Vieles davon reicht weit in die Zeit der Verwaltung durch die klösterlich Uetersener Kirchspielvogtei zurück. Darunter auch Protokolle von Sitzungen der Horster Armencomüne, Verwaltungsakten des Armenhauses und Schriftverkehr des Klosterprobsten.

Aber auch jüngere Unterlagen wie Satzungen der Horster Sparkasse, Chroniken der Hahnenkamper und Grönländer Schule oder wiederum uralte Steuerunterlagen sind dabei. Selbst „Geheimunterlagen“ aus dem Ersten Weltkrieg, die das Verhalten bei Fliegerangriffen regeln und den Umgang mit Spionen vorgibt, wurden dabei entdeckt.

Die jüngsten Akten behandeln Entschädigungen für von den Besatzungstruppen verursachte Schäden nach dem Zweiten Weltkrieg. Auch die Wahlvorschlagslisten zur ersten demokratischen Gemeinderatswahl 1946 befanden sich in den Kartons. Wie sehr sich Horst in den vergangenen Jahrzehnten verändert hat, zeigen Luftaufnahmen vom Ort aus den 1970er Jahren, die sich ebenfalls bei den Schätzen befinden.

„Alle Akten, Unterlagen und Fotos werden nun sorgfältig archiviert, danach stehen sie Historikern, Heimatforschern und allen Interessierten zur Einsichtnahme zur Verfügung“, so Werner Schlüter vom Ortsarchiv.

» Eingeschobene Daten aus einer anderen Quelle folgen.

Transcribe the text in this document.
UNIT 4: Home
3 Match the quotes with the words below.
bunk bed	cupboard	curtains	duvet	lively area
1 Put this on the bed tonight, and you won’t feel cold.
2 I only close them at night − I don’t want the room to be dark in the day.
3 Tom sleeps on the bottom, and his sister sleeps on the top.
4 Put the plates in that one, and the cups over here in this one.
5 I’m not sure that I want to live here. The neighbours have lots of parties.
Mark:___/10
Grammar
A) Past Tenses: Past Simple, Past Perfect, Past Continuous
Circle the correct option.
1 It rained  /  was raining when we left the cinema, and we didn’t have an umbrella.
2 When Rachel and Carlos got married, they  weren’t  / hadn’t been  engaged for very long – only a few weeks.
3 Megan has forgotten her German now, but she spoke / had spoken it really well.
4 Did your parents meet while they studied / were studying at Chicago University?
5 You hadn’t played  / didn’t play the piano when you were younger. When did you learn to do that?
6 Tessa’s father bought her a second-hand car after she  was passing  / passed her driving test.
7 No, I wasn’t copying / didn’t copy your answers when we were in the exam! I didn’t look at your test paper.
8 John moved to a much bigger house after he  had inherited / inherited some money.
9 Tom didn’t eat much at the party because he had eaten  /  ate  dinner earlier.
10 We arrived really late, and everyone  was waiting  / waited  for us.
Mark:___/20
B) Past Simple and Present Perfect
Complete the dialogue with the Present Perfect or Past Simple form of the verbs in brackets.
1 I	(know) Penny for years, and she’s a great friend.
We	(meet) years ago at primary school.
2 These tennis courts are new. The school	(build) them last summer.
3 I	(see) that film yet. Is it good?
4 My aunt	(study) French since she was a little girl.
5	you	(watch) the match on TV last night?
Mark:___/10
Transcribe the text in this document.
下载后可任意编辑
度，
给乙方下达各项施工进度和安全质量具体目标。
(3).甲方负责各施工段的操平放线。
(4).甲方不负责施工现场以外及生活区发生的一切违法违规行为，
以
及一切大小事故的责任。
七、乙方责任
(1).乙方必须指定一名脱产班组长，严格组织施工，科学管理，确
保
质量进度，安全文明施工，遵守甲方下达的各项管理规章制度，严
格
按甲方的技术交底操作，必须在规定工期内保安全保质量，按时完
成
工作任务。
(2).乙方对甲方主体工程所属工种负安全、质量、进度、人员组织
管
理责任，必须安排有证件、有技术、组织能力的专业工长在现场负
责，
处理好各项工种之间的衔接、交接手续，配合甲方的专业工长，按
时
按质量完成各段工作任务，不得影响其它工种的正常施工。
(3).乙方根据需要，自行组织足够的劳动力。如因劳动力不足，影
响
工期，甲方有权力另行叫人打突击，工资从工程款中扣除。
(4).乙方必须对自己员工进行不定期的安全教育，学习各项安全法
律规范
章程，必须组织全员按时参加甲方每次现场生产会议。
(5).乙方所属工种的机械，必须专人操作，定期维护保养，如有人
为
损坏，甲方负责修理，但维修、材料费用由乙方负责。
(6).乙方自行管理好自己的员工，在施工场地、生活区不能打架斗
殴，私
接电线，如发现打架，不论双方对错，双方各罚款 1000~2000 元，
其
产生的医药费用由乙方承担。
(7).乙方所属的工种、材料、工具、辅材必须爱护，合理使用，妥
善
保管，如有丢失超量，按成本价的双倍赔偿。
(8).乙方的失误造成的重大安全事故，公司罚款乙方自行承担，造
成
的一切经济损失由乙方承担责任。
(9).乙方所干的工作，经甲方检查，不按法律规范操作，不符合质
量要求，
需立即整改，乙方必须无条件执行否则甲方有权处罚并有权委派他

Der Zeitpunkt der Übergabe ist gut gewählt, denn erst durch den Umzug des Archivs ins neue Vereinshaus „Op de Host“ an der Schulstraße 1b ist die Arbeitsgemeinschaft räumlich in der Lage, diese große Menge an Dokumenten aufzunehmen. „Die Arbeitsgruppe ist überaus zufrieden mit den neuen großen Räumlichkeiten, in denen es sich bestens arbeiten und archivieren lässt. Unser Dank dafür gilt der Gemeindevertretung und dem Bürgermeister“, sagte Schlüter.